While the preferred embodiment of the present invention has been described in detail by the examples, it is apparent that modifications and adaptations of the present invention will occur to those skilled in the art. Furthermore, the embodiments of the present invention shall not be interpreted to be restricted by the examples or figures only. It is to be expressly understood, however, that such modifications and adaptations are within the scope of the present invention, as set forth in the following claims. For instance, features illustrated or described as part of one embodiment can be used on another embodiment to yield a still further embodiment. Thus, it is intended that the present invention cover such modifications and variations as come within the scope of the claims and their equivalents.

	TABLE 1
		Crystal		BET surface
	Photocatalyst	size (nm)	Crystal phase	area (m2/g)
	T1	9.8	Anatase	96
	T2	10.2	Anatase	37
	P-25	18.8	Anatase & rutile	46

	TABLE 2
	Conversion (%)
Residence	NO	NO	NO	NO2	NO2	NO2	NOx	NOx	NOx
time (min)	(T1)	(T2)	(P25)	(T1)	(T2)	(P25)	(T1)	(T2)	(P25)
11.40	95.50	92.10	93.50	−1.02	−1.87	−1.35	94.48	90.23	92.15
5.70	90.23	87.27	88.33	−2.18	−2.63	−2.95	88.05	84.64	85.35
3.80	84.17	80.36	81.65	−3.63	−4.33	−4.87	80.54	76.03	77.45
2.85	80.88	73.58	74.75	−4.20	−8.50	−7.99	76.68	65.08	71.95
2.30	75.78	72.28	72.75	−5.61	−12.29	−10.29	70.18	59.99	69.20

	TABLE 3
	Conversion (%)
Humidity level	NO	NO	NO	NO2	NO2	NO2	NOx	NOx	NOx
(ppmv)	(T1)	(T2)	(P25)	(T1)	(T2)	(P25)	(T1)	(T2)	(P25)
2100	84.17	73.08	81.65	−3.63	−6.22	−4.2	80.54	66.86	77.45
9400	80.23	70.94	78.65	−6.22	−17.51	−12.4	74.01	53.43	66.25
15700	71.08	62.76	66.45	−10.76	−24.13	−17.45	60.32	38.63	49.00
22000	64.98	50.99	62.25	−15.36	−28.97	−22.95	49.62	22.02	39.30

TABLE 4
Experimental	Conversion (%)
conditions	Photocatalyst	B	T	E	X
Humidity	T1	37.4	62.8	72.1	75.2
2100 ppmv	T2	27.2	52.1	66.1	69.5
	P-25	29.3	56.7	69.3	72.1
Humidity	T1	20.6	22.8	27.4	30.7
22000 ppmv	T2	5.3	6.1	13.2	15.9
	P-25	8.1	9.5	13.6	18.9
Retention time = 3.8 min,
Initial conc. of BTEX = 35 ppb BTEX
B = Benzene
T = Toluene
E = Ethylbenzene
X = o-xylene

	TABLE 5
	Initial
	concentration	Conversion
	NO	(%)
Experimental conditions	CO (ppm)	(ppb)	CO	NO
Humidity 2100 ppmv; R.T. 11.4 min	2	0	0	0
Humidity 22000 ppmv; R.T. 3.8 min	2	0	0	0
Humidity 2100 ppmv; R.T. 11.4 min	2	200	0	95.50
Humidity 22000 ppmv; R.T. 3.8 min	2	200	0	64.98

Claims

1. A method of making a catalyst including the steps of:

mixing

1) an alcohol;

2) a titanium alkoxide; and

3) a binder

in the presence of a catalytic acid to form a first mixture

heating the first mixture at a temperature at least equal to 100° C. for at least 2 hours to form a second mixture; and

calcinating the second mixture at a temperature at least equal to 450° C. for at least 2 hours.
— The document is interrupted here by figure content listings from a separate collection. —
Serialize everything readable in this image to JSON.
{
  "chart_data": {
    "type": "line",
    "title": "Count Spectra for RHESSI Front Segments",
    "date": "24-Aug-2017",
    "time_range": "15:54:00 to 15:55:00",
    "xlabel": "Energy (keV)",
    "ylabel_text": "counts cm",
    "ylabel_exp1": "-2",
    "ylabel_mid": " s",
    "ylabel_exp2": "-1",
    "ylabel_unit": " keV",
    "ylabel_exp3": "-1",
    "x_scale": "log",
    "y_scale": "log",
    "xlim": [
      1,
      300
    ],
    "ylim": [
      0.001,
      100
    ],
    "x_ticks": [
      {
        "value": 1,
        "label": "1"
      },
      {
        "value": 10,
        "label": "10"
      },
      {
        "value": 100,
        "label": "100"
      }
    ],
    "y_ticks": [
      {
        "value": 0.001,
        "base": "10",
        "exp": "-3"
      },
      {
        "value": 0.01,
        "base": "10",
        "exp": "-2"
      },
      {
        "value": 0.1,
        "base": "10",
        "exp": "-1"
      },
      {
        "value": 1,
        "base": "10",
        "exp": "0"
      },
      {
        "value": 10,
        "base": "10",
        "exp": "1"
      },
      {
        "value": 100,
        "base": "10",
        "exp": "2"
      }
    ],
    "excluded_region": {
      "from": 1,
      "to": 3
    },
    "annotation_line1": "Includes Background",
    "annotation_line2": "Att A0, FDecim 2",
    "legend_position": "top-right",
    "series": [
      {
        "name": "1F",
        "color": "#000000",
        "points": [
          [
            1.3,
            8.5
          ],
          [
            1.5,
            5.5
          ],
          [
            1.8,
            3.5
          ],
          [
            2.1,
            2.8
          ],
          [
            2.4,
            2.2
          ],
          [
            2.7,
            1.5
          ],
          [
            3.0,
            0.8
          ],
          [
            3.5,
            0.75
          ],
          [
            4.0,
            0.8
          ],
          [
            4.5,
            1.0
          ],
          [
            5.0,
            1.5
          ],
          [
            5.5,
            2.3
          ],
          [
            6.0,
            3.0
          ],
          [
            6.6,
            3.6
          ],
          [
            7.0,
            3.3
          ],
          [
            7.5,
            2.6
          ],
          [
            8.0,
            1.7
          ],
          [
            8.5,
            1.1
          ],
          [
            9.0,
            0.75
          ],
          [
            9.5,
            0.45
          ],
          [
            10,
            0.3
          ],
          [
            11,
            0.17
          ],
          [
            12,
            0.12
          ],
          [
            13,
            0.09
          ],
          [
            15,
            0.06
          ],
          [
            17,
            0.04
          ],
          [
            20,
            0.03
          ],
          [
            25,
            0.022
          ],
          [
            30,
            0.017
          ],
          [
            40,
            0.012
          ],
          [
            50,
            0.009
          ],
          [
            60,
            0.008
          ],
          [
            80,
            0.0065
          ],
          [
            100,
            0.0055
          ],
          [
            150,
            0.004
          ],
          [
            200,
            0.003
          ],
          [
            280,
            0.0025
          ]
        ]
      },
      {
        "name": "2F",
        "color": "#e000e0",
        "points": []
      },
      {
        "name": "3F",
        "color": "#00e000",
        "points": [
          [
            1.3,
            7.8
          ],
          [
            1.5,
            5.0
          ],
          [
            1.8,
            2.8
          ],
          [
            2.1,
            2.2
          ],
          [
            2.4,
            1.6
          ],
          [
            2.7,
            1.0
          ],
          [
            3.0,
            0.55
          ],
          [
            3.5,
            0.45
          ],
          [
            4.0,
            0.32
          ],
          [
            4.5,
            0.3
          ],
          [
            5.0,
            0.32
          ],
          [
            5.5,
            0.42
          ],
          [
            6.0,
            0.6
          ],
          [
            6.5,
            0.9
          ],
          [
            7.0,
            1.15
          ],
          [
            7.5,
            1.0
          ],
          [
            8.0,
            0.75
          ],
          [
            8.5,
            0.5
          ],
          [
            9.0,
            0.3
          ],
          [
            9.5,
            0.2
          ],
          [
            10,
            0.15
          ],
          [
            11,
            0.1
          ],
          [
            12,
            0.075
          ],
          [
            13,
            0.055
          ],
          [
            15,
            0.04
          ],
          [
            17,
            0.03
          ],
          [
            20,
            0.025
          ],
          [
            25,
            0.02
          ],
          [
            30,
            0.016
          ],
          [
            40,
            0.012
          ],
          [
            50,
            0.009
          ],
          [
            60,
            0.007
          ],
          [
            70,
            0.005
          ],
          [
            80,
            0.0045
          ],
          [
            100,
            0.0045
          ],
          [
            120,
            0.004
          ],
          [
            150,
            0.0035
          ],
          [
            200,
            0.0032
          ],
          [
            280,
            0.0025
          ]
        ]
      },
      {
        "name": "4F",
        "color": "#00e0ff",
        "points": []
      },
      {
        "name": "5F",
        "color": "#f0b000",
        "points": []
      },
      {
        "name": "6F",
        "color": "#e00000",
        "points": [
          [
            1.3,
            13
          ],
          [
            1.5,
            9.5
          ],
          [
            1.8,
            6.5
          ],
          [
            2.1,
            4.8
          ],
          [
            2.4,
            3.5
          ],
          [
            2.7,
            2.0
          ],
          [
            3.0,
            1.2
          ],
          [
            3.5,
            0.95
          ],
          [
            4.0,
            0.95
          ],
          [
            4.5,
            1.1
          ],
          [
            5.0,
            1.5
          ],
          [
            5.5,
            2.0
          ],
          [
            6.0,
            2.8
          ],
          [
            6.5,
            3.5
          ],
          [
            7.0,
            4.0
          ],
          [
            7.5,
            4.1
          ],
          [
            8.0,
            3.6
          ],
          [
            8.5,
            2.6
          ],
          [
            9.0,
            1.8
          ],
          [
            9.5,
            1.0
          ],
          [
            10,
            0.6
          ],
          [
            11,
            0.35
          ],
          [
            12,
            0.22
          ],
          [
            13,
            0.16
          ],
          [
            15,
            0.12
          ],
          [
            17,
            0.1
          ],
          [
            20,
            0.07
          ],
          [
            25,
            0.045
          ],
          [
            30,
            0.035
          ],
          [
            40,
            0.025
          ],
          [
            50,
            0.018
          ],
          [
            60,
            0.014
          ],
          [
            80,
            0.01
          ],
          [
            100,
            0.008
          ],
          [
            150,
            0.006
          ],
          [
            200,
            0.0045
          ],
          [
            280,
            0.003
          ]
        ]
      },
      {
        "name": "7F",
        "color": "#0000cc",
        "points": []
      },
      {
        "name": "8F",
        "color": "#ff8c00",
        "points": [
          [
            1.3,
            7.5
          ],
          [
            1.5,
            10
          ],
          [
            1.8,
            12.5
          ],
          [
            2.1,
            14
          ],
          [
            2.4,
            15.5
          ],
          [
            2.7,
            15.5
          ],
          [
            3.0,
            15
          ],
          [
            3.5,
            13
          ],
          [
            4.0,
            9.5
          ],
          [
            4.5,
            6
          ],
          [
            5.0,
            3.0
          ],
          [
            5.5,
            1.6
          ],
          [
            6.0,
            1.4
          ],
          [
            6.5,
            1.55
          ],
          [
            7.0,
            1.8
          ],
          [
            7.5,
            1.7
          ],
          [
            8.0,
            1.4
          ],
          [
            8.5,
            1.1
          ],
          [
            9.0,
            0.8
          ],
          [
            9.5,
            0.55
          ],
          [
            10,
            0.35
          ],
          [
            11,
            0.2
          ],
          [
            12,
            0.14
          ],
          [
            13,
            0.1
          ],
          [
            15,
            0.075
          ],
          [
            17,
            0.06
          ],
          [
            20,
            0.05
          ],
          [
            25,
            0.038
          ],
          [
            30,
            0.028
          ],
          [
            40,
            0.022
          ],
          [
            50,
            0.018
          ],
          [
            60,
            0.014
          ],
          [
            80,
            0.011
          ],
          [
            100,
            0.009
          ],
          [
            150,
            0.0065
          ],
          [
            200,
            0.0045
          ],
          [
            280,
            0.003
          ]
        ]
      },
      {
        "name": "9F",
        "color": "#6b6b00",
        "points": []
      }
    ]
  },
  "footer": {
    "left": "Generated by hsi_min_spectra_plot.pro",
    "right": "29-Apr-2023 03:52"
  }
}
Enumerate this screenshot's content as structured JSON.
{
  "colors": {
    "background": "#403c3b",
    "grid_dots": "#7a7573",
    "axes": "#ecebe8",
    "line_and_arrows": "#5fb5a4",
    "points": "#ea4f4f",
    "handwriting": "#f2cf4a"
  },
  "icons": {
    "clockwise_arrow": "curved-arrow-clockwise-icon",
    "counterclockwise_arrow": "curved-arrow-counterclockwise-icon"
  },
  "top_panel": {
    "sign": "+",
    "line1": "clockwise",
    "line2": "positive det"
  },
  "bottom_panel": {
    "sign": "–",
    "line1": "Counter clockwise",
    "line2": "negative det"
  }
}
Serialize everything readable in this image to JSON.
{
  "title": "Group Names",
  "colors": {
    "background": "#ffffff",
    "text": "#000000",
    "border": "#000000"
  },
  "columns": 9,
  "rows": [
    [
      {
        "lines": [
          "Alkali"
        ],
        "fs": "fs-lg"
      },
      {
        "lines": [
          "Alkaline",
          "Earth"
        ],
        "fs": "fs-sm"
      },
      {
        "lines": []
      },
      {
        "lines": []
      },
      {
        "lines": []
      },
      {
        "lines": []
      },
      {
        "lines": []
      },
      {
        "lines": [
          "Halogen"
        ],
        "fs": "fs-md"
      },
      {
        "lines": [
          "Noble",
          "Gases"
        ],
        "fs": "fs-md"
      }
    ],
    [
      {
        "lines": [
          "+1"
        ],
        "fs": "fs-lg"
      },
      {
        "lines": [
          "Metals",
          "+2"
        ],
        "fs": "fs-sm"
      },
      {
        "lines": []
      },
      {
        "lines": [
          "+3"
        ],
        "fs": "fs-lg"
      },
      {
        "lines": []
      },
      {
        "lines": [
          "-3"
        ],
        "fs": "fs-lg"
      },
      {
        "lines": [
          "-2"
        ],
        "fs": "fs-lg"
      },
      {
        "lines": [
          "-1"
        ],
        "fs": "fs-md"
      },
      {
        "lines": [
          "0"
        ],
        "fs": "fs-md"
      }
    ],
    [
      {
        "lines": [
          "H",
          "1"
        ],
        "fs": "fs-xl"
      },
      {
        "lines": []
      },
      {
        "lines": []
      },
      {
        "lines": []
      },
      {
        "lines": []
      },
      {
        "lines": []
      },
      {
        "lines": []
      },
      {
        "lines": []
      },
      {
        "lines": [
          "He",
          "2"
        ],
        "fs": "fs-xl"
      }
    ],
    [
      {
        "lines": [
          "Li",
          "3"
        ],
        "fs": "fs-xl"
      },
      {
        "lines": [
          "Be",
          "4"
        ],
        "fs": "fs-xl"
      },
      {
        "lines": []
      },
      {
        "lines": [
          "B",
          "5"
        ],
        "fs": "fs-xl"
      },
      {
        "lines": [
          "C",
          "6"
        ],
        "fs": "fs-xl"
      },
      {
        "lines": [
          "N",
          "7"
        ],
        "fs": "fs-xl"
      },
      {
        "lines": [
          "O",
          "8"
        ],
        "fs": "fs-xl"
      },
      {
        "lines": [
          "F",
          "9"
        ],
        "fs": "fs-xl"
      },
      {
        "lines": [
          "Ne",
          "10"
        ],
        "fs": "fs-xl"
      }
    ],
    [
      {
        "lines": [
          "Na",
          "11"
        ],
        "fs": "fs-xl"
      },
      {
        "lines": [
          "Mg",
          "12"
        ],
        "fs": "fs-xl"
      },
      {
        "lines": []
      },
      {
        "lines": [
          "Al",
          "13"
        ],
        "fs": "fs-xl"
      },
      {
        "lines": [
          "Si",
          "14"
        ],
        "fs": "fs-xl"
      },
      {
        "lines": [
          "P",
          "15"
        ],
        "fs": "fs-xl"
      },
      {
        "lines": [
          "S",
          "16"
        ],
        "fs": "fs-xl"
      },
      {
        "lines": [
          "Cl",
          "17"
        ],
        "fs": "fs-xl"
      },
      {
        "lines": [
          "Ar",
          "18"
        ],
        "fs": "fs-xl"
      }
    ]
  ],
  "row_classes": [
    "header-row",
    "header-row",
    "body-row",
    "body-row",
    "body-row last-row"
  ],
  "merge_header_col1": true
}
2. The method of claim 1, wherein the alcohol is selected from the group consisting of isopropanol and ethanol.

3. The method of claim 1, wherein the titanium alkoxide is selected from the group consisting of titanium isopropoxide and titanium butoxide.

4. The method of claim 1, wherein the binder is selected from the group consisting of polyethylene 200, polyethylene 400, polyethylene 600 and a mixture of tetraethoxysilane and water.

5. The method of claim 1, wherein the molar ratio of alcohol:titanium alkoxide:binder is about 1:12:10 to 1:20:10.

6. The method of claim 1, wherein catalytic acid is selected from the group consisting of concentrated hydrochloric acid and concentrated nitric acid.

7. The method of claim 6, wherein the catalytic acid is in an amount of 1.3 to 3.6 weight percent with respect to the titanium alkoxide.

8. A catalyst manufactured by the method of claim 1.

9. A catalyst manufactured by the method of claim 2.

10. A catalyst manufactured by the method of claim 3.

11. A catalyst manufactured by the method of claim 4.

12. A catalyst manufactured by the method of claim 5.

13. A catalyst manufactured by the method of claim 6.

14. A catalyst manufactured by the method of claim 7.